Every character he has played has come with its own set of peculiar hurdles to tackle. For Janusz in The Way Back, Sturgess speaks eloquently about the incredible physical exhaustion that came with the role. With Dion, he remembers one particularly challenging day on set where he had to cook an entire meal while delivering lines. “So we’re both standing in a kitchen, me and my uncle Stavros, and I have to make him French toast,” he says. “Throughout the scene, I had to get the eggs, put them in a bowl, whip them, you know, chop up some croissants, chop some butter, put the butter in the pan, turn the gas on. You know?” He laughs as he recalls the challenge. “And doing all this shit while you’re saying the lines that you just learned in the car this morning. It was impossible. I spent my whole lunch break practicing how to do that. And the director’s like, ‘Oh you’ll be fine. You’ll be fine.’ It’s
impossible!” Everyone on set ate well that day.

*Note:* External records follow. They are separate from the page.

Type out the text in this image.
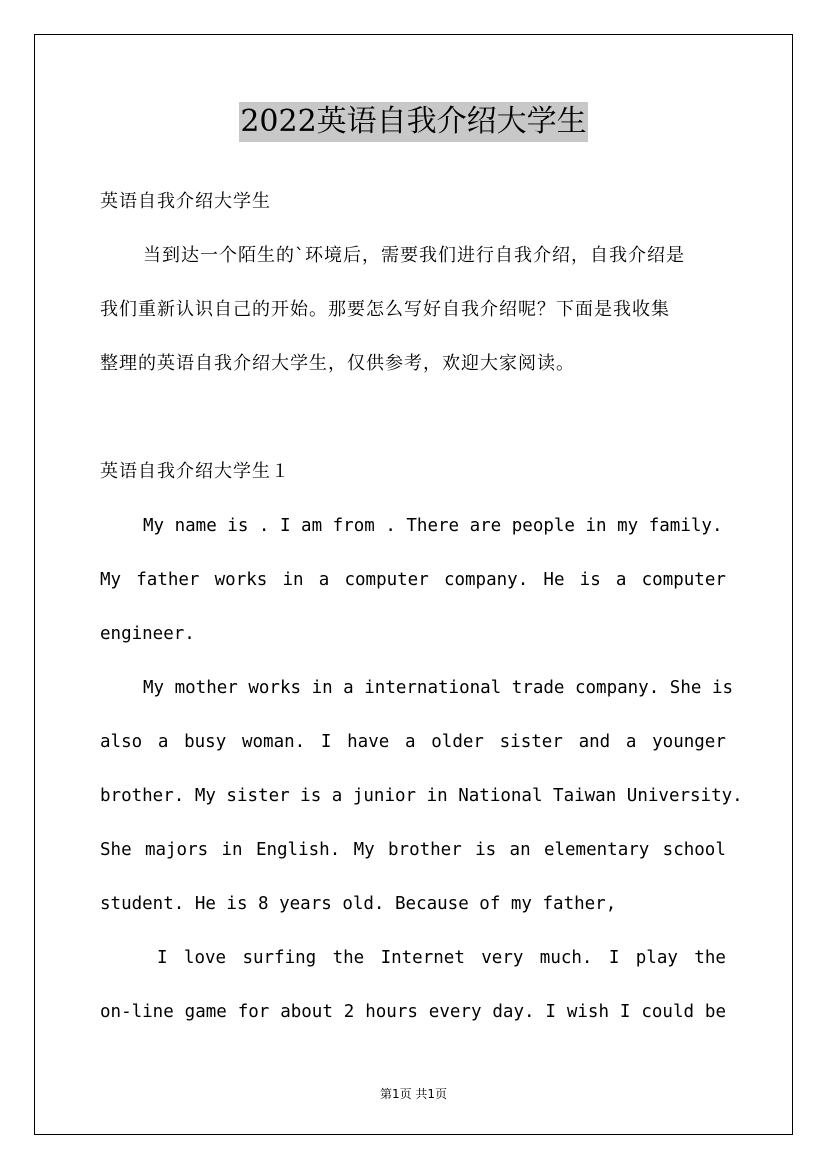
2022英语自我介绍大学生
英语自我介绍大学生
当到达一个陌生的`环境后，需要我们进行自我介绍，自我介绍是
我们重新认识自己的开始。那要怎么写好自我介绍呢？下面是我收集
整理的英语自我介绍大学生，仅供参考，欢迎大家阅读。
英语自我介绍大学生１
My name is . I am from . There are people in my family.
My father works in a computer company. He is a computer
engineer.
My mother works in a international trade company. She is
also a busy woman. I have a older sister and a younger
brother. My sister is a junior in National Taiwan University.
She majors in English. My brother is an elementary school
student. He is 8 years old. Because of my father,
I love surfing the Internet very much. I play the
on-line game for about 2 hours every day. I wish I could be
第1页 共1页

Feed the Beast is Sturgess’ first TV project and, though he is adjusting, he looks forward to the built-in structure of television. “You’re not so hungry-slash- desperate to find another job,” he explains. Music is always in the back of his mind. “I’m always sort of messing around with music. I really hope I get to finish something one day. You have to commit yourself to it. You can’t just sort of flake around with it in the background.”